Eric Hosmer could be in for a shock when he hits the free-agent market after this season. Ed Zurga/Getty Images

I was on a Kansas City radio station on Monday to talk about my new book, "Smart Baseball," when the hosts sprung a question on me for which I'd done no advance preparation: What kind of contract did I think Eric Hosmer would get in free agency this winter? On maybe two seconds of thought, I said, "Two years, $20 million."

I think that answer took the hosts aback. But if you think he's getting more than that, then you have to answer this question: Exactly what teams are going to pay him that kind of coin?

First base is an easy position to fill from within. You can always move a corner outfielder or third baseman there if his defense isn't up to snuff, or if he's blocked and you want to get his bat in the lineup. When teams go for first basemen in free agency, it's typically for stars whom they project to have a big offensive impact.
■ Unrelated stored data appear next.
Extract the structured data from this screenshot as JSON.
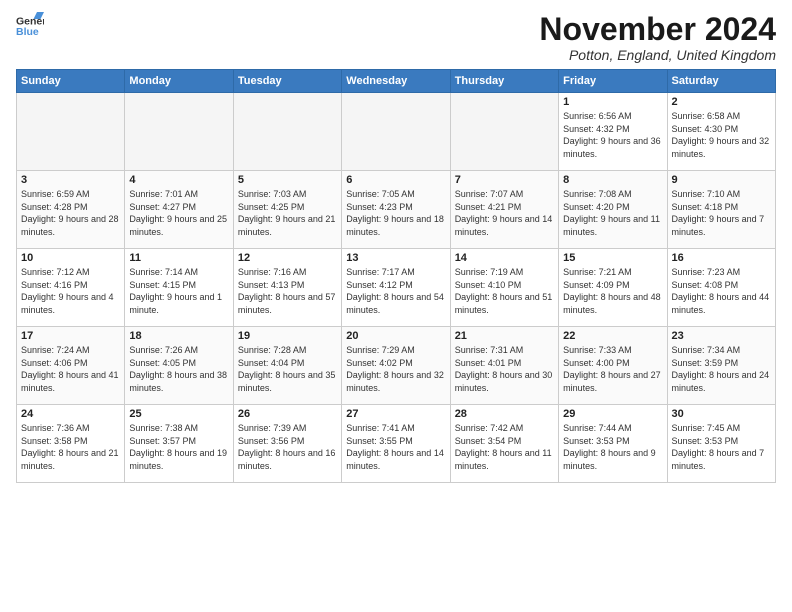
{
  "logo": {
    "line1": "General",
    "line2": "Blue"
  },
  "title": "November 2024",
  "location": "Potton, England, United Kingdom",
  "days_of_week": [
    "Sunday",
    "Monday",
    "Tuesday",
    "Wednesday",
    "Thursday",
    "Friday",
    "Saturday"
  ],
  "weeks": [
    [
      {
        "day": "",
        "empty": true
      },
      {
        "day": "",
        "empty": true
      },
      {
        "day": "",
        "empty": true
      },
      {
        "day": "",
        "empty": true
      },
      {
        "day": "",
        "empty": true
      },
      {
        "day": "1",
        "sunrise": "6:56 AM",
        "sunset": "4:32 PM",
        "daylight": "9 hours and 36 minutes."
      },
      {
        "day": "2",
        "sunrise": "6:58 AM",
        "sunset": "4:30 PM",
        "daylight": "9 hours and 32 minutes."
      }
    ],
    [
      {
        "day": "3",
        "sunrise": "6:59 AM",
        "sunset": "4:28 PM",
        "daylight": "9 hours and 28 minutes."
      },
      {
        "day": "4",
        "sunrise": "7:01 AM",
        "sunset": "4:27 PM",
        "daylight": "9 hours and 25 minutes."
      },
      {
        "day": "5",
        "sunrise": "7:03 AM",
        "sunset": "4:25 PM",
        "daylight": "9 hours and 21 minutes."
      },
      {
        "day": "6",
        "sunrise": "7:05 AM",
        "sunset": "4:23 PM",
        "daylight": "9 hours and 18 minutes."
      },
      {
        "day": "7",
        "sunrise": "7:07 AM",
        "sunset": "4:21 PM",
        "daylight": "9 hours and 14 minutes."
      },
      {
        "day": "8",
        "sunrise": "7:08 AM",
        "sunset": "4:20 PM",
        "daylight": "9 hours and 11 minutes."
      },
      {
        "day": "9",
        "sunrise": "7:10 AM",
        "sunset": "4:18 PM",
        "daylight": "9 hours and 7 minutes."
      }
    ],
    [
      {
        "day": "10",
        "sunrise": "7:12 AM",
        "sunset": "4:16 PM",
        "daylight": "9 hours and 4 minutes."
      },
      {
        "day": "11",
        "sunrise": "7:14 AM",
        "sunset": "4:15 PM",
        "daylight": "9 hours and 1 minute."
      },
      {
        "day": "12",
        "sunrise": "7:16 AM",
        "sunset": "4:13 PM",
        "daylight": "8 hours and 57 minutes."
      },
      {
        "day": "13",
        "sunrise": "7:17 AM",
        "sunset": "4:12 PM",
        "daylight": "8 hours and 54 minutes."
      },
      {
        "day": "14",
        "sunrise": "7:19 AM",
        "sunset": "4:10 PM",
        "daylight": "8 hours and 51 minutes."
      },
      {
        "day": "15",
        "sunrise": "7:21 AM",
        "sunset": "4:09 PM",
        "daylight": "8 hours and 48 minutes."
      },
      {
        "day": "16",
        "sunrise": "7:23 AM",
        "sunset": "4:08 PM",
        "daylight": "8 hours and 44 minutes."
      }
    ],
    [
      {
        "day": "17",
        "sunrise": "7:24 AM",
        "sunset": "4:06 PM",
        "daylight": "8 hours and 41 minutes."
      },
      {
        "day": "18",
        "sunrise": "7:26 AM",
        "sunset": "4:05 PM",
        "daylight": "8 hours and 38 minutes."
      },
      {
        "day": "19",
        "sunrise": "7:28 AM",
        "sunset": "4:04 PM",
        "daylight": "8 hours and 35 minutes."
      },
      {
        "day": "20",
        "sunrise": "7:29 AM",
        "sunset": "4:02 PM",
        "daylight": "8 hours and 32 minutes."
      },
      {
        "day": "21",
        "sunrise": "7:31 AM",
        "sunset": "4:01 PM",
        "daylight": "8 hours and 30 minutes."
      },
      {
        "day": "22",
        "sunrise": "7:33 AM",
        "sunset": "4:00 PM",
        "daylight": "8 hours and 27 minutes."
      },
      {
        "day": "23",
        "sunrise": "7:34 AM",
        "sunset": "3:59 PM",
        "daylight": "8 hours and 24 minutes."
      }
    ],
    [
      {
        "day": "24",
        "sunrise": "7:36 AM",
        "sunset": "3:58 PM",
        "daylight": "8 hours and 21 minutes."
      },
      {
        "day": "25",
        "sunrise": "7:38 AM",
        "sunset": "3:57 PM",
        "daylight": "8 hours and 19 minutes."
      },
      {
        "day": "26",
        "sunrise": "7:39 AM",
        "sunset": "3:56 PM",
        "daylight": "8 hours and 16 minutes."
      },
      {
        "day": "27",
        "sunrise": "7:41 AM",
        "sunset": "3:55 PM",
        "daylight": "8 hours and 14 minutes."
      },
      {
        "day": "28",
        "sunrise": "7:42 AM",
        "sunset": "3:54 PM",
        "daylight": "8 hours and 11 minutes."
      },
      {
        "day": "29",
        "sunrise": "7:44 AM",
        "sunset": "3:53 PM",
        "daylight": "8 hours and 9 minutes."
      },
      {
        "day": "30",
        "sunrise": "7:45 AM",
        "sunset": "3:53 PM",
        "daylight": "8 hours and 7 minutes."
      }
    ]
  ],
  "labels": {
    "sunrise": "Sunrise:",
    "sunset": "Sunset:",
    "daylight": "Daylight:"
  }
}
Hosmer isn't that guy. He has averaged just under 1 WAR per 162 games in his career, and he's barely above a league-average hitter over that span, with a wRC+ of 105 (100 is average). Since the start of 2016, Hosmer ranks 23rd out of 28 qualified first basemen in wOBA (weighted on-base average) and 23rd in wRC+ too. Advanced defensive metrics like UZR have typically rated Hosmer a well below-average defender, but even if you ignore that and say he's just average there -- he's a very good athlete with a plus arm, and I once thought he could play right field -- the bat is clearly below average for first.

And there just isn't demand in the market for a below-average first baseman. Look at what every team has lined up for first base for 2018 and you'll see there just aren't many teams who are going to be looking for help at that position.

(Editor's note: Stats are through Wednesday, May 3.)

American League East

Baltimore Orioles: Chris Davis' contract might be longer than the half-life of a proton. They also have Trey Mancini, who has hit well in the early part of this season and can't play anywhere other than first, and Mark Trumbo, who's really just a DH but blocks Mancini from playing there.